26.3. The Splay Tree¶

Like the AVL tree, the splay tree is not actually a distinct data structure, but rather reimplements the BST insert, delete, and search methods to improve the performance of a BST. The goal of these revised methods is to provide guarantees on the time required by a series of operations, thereby avoiding the worst-case linear time behavior of standard BST operations. No single operation in the splay tree is guaranteed to be efficient. Instead, the splay tree access rules guarantee that a series of \(m\) operations will take \(O(m log n)\) time for a tree of \(n\) nodes whenever \(m \geq n\). Thus, a single insert or search operation could take \(O(n)\) time. However, \(m\) such operations are guaranteed to require a total of \(O(m \log n)\) time, for an average cost of \(O(\log n)\) per access operation. This is a desirable performance guarantee for any search-tree structure.

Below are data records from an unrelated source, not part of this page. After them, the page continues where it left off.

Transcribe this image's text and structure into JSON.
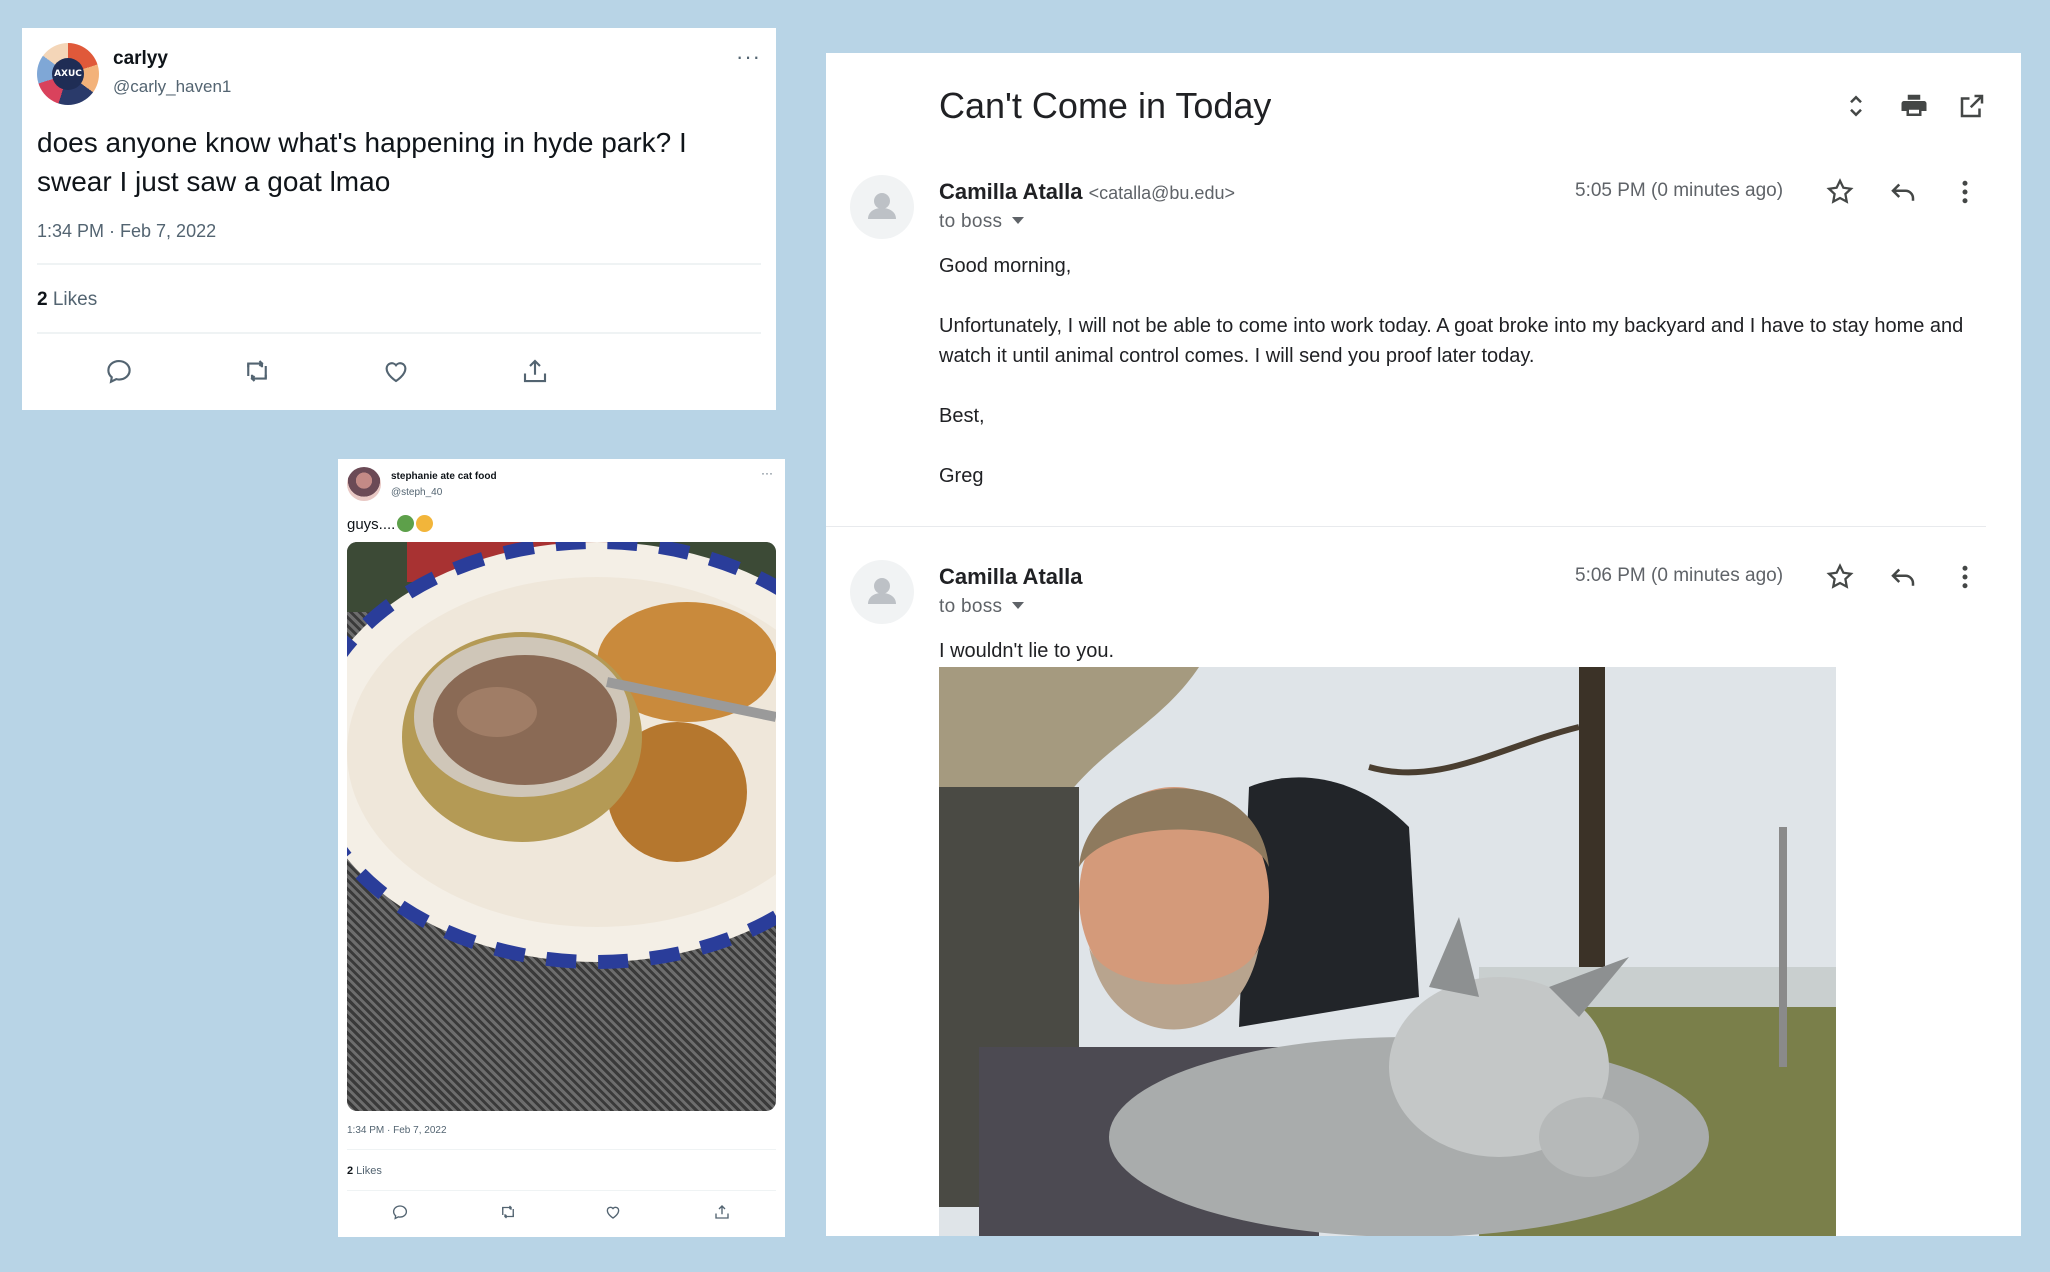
{
  "tweet1": {
    "avatar_text": "AXUC",
    "name": "carlyy",
    "handle": "@carly_haven1",
    "more": "···",
    "text": "does anyone know what's happening in hyde park? I swear I just saw a goat lmao",
    "time": "1:34 PM · Feb 7, 2022",
    "likes_count": "2",
    "likes_label": " Likes",
    "actions": [
      "reply-icon",
      "retweet-icon",
      "like-icon",
      "share-icon"
    ]
  },
  "tweet2": {
    "name": "stephanie ate cat food",
    "handle": "@steph_40",
    "more": "···",
    "text": "guys....",
    "emojis": [
      "nauseated-face-emoji",
      "cat-face-emoji"
    ],
    "time": "1:34 PM · Feb 7, 2022",
    "likes_count": "2",
    "likes_label": " Likes",
    "colors": {
      "plate_blue": "#2a3d9a",
      "food": "#8a6a55"
    }
  },
  "email": {
    "subject": "Can't Come in Today",
    "messages": [
      {
        "from_name": "Camilla Atalla",
        "from_email": "<catalla@bu.edu>",
        "to": "to boss",
        "time": "5:05 PM (0 minutes ago)",
        "body": [
          "Good morning,",
          "Unfortunately, I will not be able to come into work today. A goat broke into my backyard and I have to stay home and watch it until animal control comes. I will send you proof later today.",
          "Best,",
          "Greg"
        ]
      },
      {
        "from_name": "Camilla Atalla",
        "to": "to boss",
        "time": "5:06 PM (0 minutes ago)",
        "body": [
          "I wouldn't lie to you."
        ]
      }
    ],
    "colors": {
      "text": "#202124",
      "muted": "#5f6368",
      "icon": "#444746"
    }
  }
}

Unlike the AVL tree, the splay tree is not guaranteed to be height balanced. What is guaranteed is that the total cost of the entire series of accesses will be cheap. Ultimately, it is the cost of the series of operations that matters, not whether the tree is balanced. Maintaining balance is really done only for the sake of reaching this time efficiency goal.

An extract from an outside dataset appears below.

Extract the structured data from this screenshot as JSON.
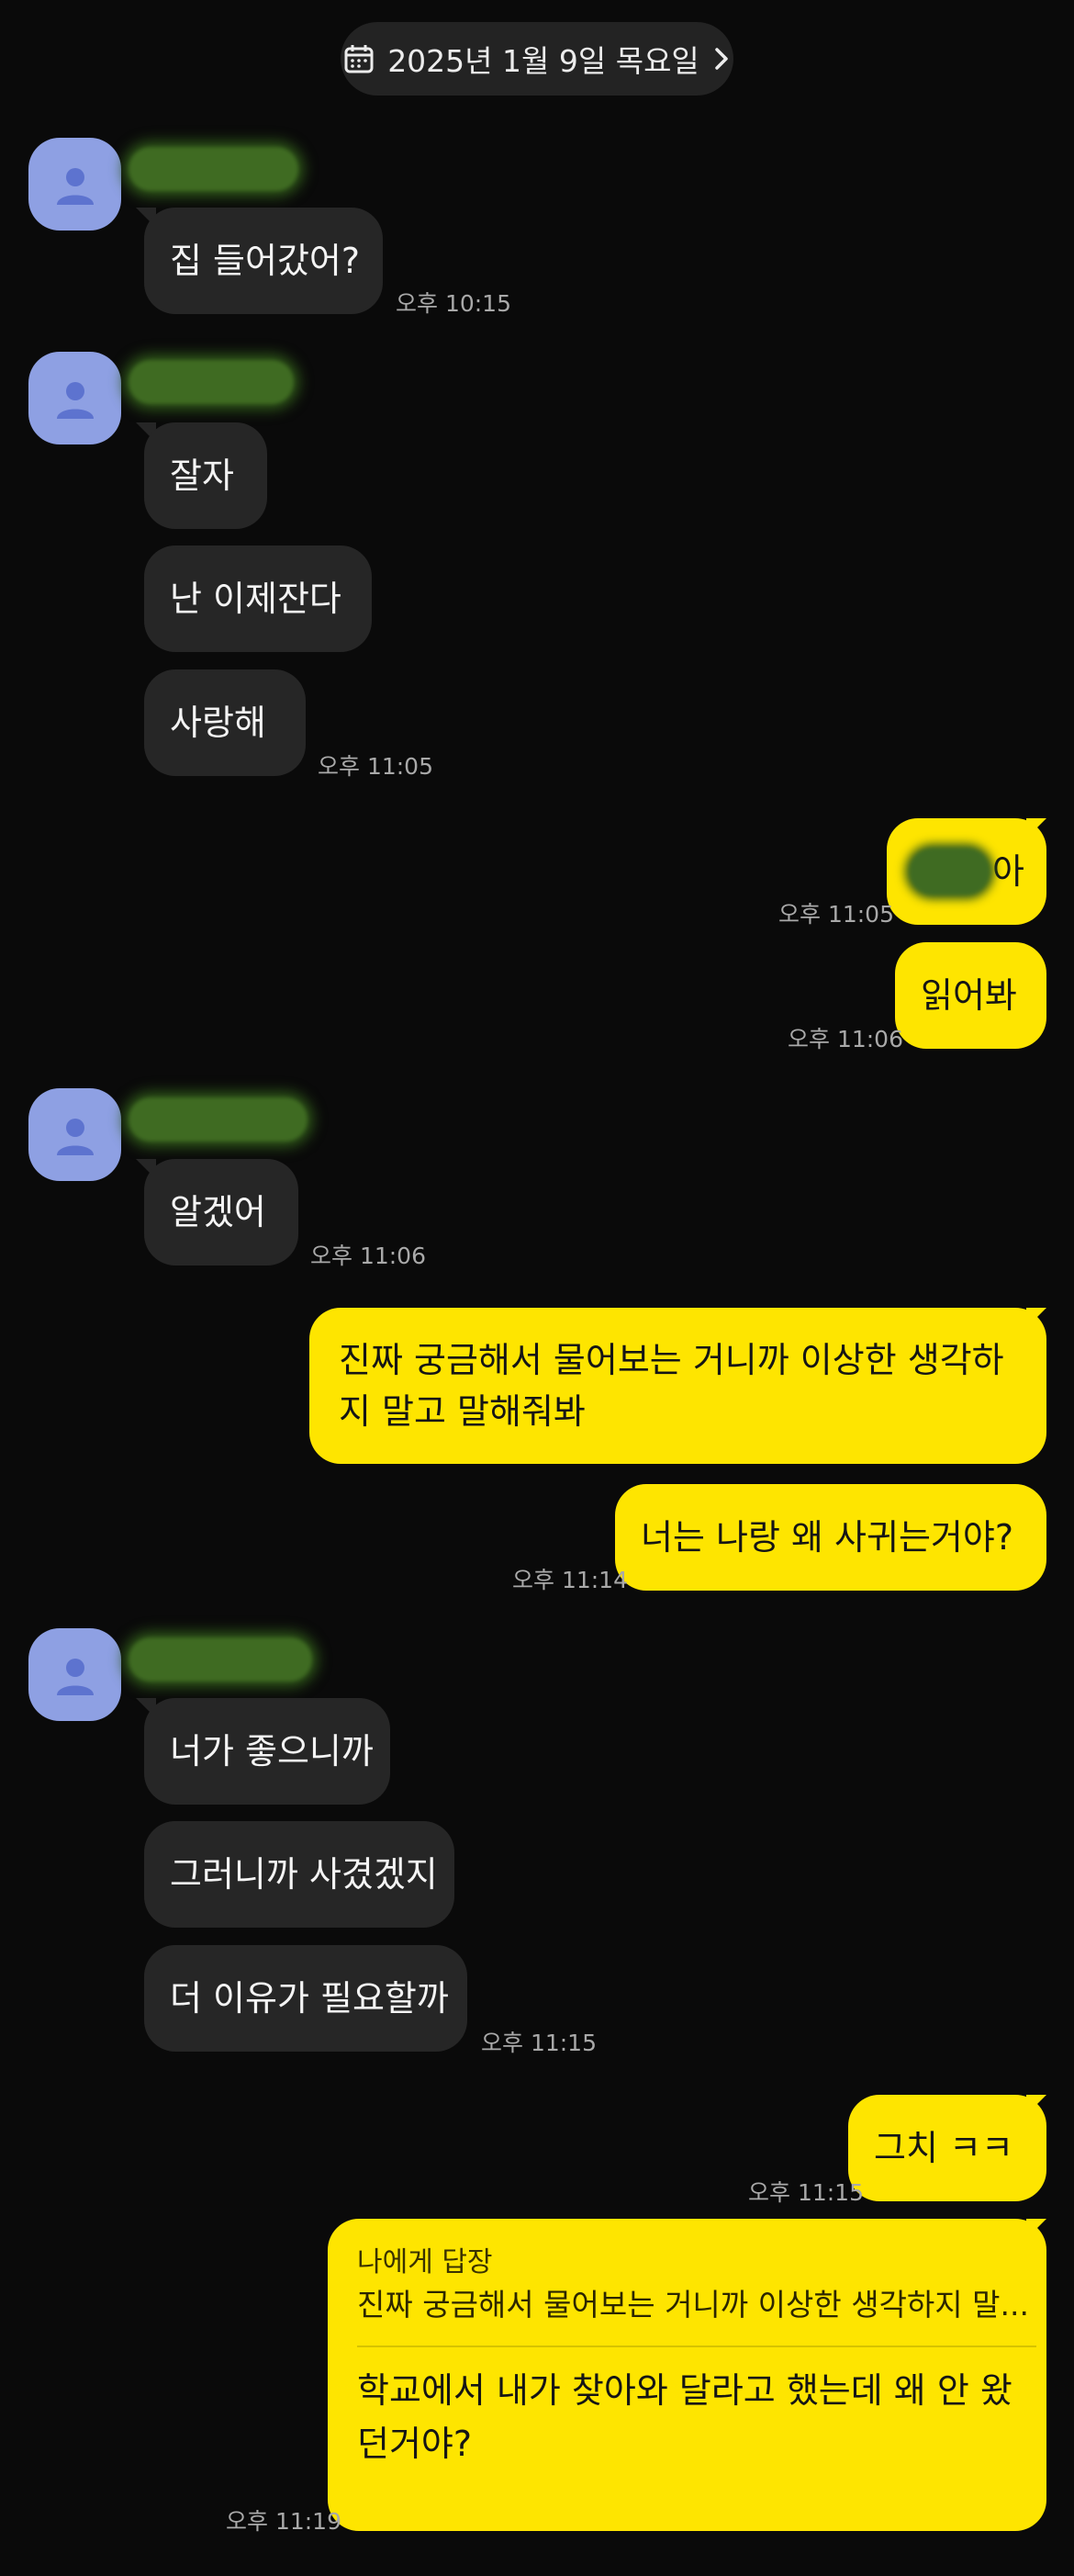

The splay tree access functions operate in a manner reminiscent of the move-to-front rule for self-organizing lists, and of the path compression technique for managing a series of Union/Find operations. These access functions tend to make the tree more balanced, but an individual access will not necessarily result in a more balanced tree.

Whenever a node \(S\) is accessed (e.g., when \(S\) is inserted, deleted, or is the goal of a search), the splay tree performs a process called splaying. Splaying moves \(S\) to the root of the BST. When \(S\) is being deleted, splaying moves the parent of \(S\) to the root. As in the AVL tree, a splay of node \(S\) consists of a series of rotations. A rotation moves \(S\) higher in the tree by adjusting its position with respect to its parent and grandparent. A side effect of the rotations is a tendency to balance the tree. There are three types of rotation.

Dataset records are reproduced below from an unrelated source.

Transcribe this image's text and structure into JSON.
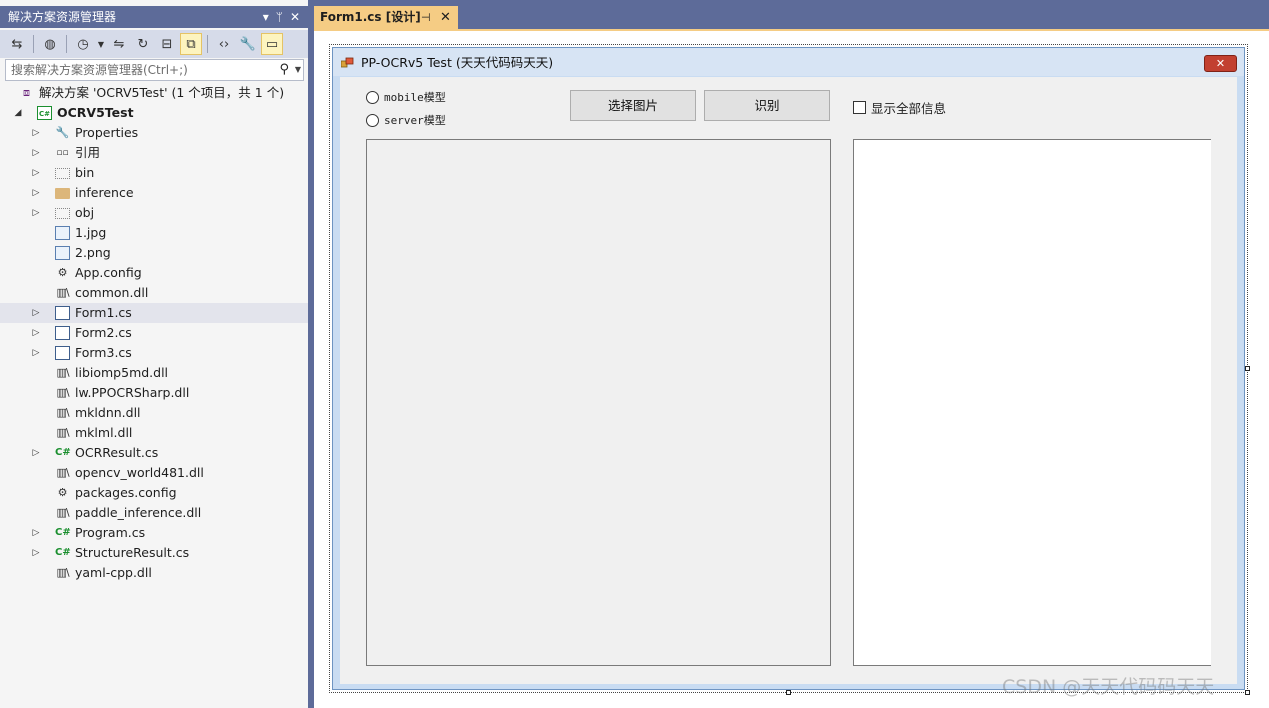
{
  "solution_explorer": {
    "title": "解决方案资源管理器",
    "title_buttons": [
      "▾",
      "ᛘ",
      "✕"
    ],
    "search_placeholder": "搜索解决方案资源管理器(Ctrl+;)",
    "solution_label": "解决方案 'OCRV5Test' (1 个项目，共 1 个)",
    "project_label": "OCRV5Test",
    "items": [
      {
        "label": "Properties",
        "icon": "wrench-icon",
        "expandable": true
      },
      {
        "label": "引用",
        "icon": "references-icon",
        "expandable": true
      },
      {
        "label": "bin",
        "icon": "hidden-folder-icon",
        "expandable": true
      },
      {
        "label": "inference",
        "icon": "folder-icon",
        "expandable": true
      },
      {
        "label": "obj",
        "icon": "hidden-folder-icon",
        "expandable": true
      },
      {
        "label": "1.jpg",
        "icon": "image-file-icon",
        "expandable": false
      },
      {
        "label": "2.png",
        "icon": "image-file-icon",
        "expandable": false
      },
      {
        "label": "App.config",
        "icon": "config-file-icon",
        "expandable": false
      },
      {
        "label": "common.dll",
        "icon": "dll-file-icon",
        "expandable": false
      },
      {
        "label": "Form1.cs",
        "icon": "form-file-icon",
        "expandable": true,
        "selected": true
      },
      {
        "label": "Form2.cs",
        "icon": "form-file-icon",
        "expandable": true
      },
      {
        "label": "Form3.cs",
        "icon": "form-file-icon",
        "expandable": true
      },
      {
        "label": "libiomp5md.dll",
        "icon": "dll-file-icon",
        "expandable": false
      },
      {
        "label": "lw.PPOCRSharp.dll",
        "icon": "dll-file-icon",
        "expandable": false
      },
      {
        "label": "mkldnn.dll",
        "icon": "dll-file-icon",
        "expandable": false
      },
      {
        "label": "mklml.dll",
        "icon": "dll-file-icon",
        "expandable": false
      },
      {
        "label": "OCRResult.cs",
        "icon": "csharp-file-icon",
        "expandable": true
      },
      {
        "label": "opencv_world481.dll",
        "icon": "dll-file-icon",
        "expandable": false
      },
      {
        "label": "packages.config",
        "icon": "config-file-icon",
        "expandable": false
      },
      {
        "label": "paddle_inference.dll",
        "icon": "dll-file-icon",
        "expandable": false
      },
      {
        "label": "Program.cs",
        "icon": "csharp-file-icon",
        "expandable": true
      },
      {
        "label": "StructureResult.cs",
        "icon": "csharp-file-icon",
        "expandable": true
      },
      {
        "label": "yaml-cpp.dll",
        "icon": "dll-file-icon",
        "expandable": false
      }
    ]
  },
  "document_tab": {
    "label": "Form1.cs [设计]",
    "pin": "⊣",
    "close": "✕"
  },
  "form": {
    "title": "PP-OCRv5 Test  (天天代码码天天)",
    "close": "✕",
    "radio_mobile": "mobile模型",
    "radio_server": "server模型",
    "select_image_button": "选择图片",
    "recognize_button": "识别",
    "show_all_checkbox": "显示全部信息"
  },
  "watermark": "CSDN @天天代码码天天",
  "colors": {
    "title_bar": "#5d6b99",
    "active_tab": "#f5cc84",
    "selected_row": "#e3e4ec",
    "csharp_green": "#1b8f2f"
  }
}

A single rotation is performed only if \(S\) is a child of the root node. The single rotation is illustrated by Figure 26.3.1. It basically switches \(S\) with its parent in a way that retains the BST property. While Figure 26.3.1 is slightly different from Figure 26.2.2, in fact the splay tree single rotation is identical to the AVL tree single rotation.

Unlike the AVL tree, the splay tree requires two types of double rotation. Double rotations involve \(S\), its parent (call it \(P\)), and \(S\) ‘s grandparent (call it \(G\)). The effect of a double rotation is to move \(S\) up two levels in the tree.

The first double rotation is called a \(zigzag rotation\). It takes place when either of the following two conditions are met:

1. \(S\) is the left child of \(P\), and \(P\) is the right child of \(G\).

2. \(S\) is the right child of \(P\), and \(P\) is the left child of \(G\).

In other words, a zigzag rotation is used when \(G\), \(P\), and \(S\) form a zigzag. The zigzag rotation is illustrated by Figure 26.3.2.

The other double rotation is known as a zigzig rotation. A zigzig rotation takes place when either of the following two conditions are met:

1. \(S\) is the left child of \(P\), which is in turn the left child of \(G\).

2. \(S\) is the right child of \(P\), which is in turn the right child of \(G\).

Thus, a zigzig rotation takes place in those situations where a zigzag rotation is not appropriate. The zigzig rotation is illustrated by Figure 26.3.3. While Figure 26.3.3 appears somewhat different from Figure 26.2.3, in fact the zigzig rotation is identical to the AVL tree double rotation.

Note that zigzag rotations tend to make the tree more balanced, because they bring subtrees \(B\) and \(C\) up one level while moving subtree \(D\) down one level. The result is often a reduction of the tree’s height by one. Zigzig promotions and single rotations do not typically reduce the height of the tree; they merely bring the newly accessed record toward the root.

Splaying node \(S\) involves a series of double rotations until \(S\) reaches either the root or the child of the root. Then, if necessary, a single rotation makes \(S\) the root. This process tends to re-balance the tree. Regardless of balance, splaying will make frequently accessed nodes stay near the top of the tree, resulting in reduced access cost. Proof that the splay tree meets the guarantee of \(O(m \log n)\) is beyond the scope of our study.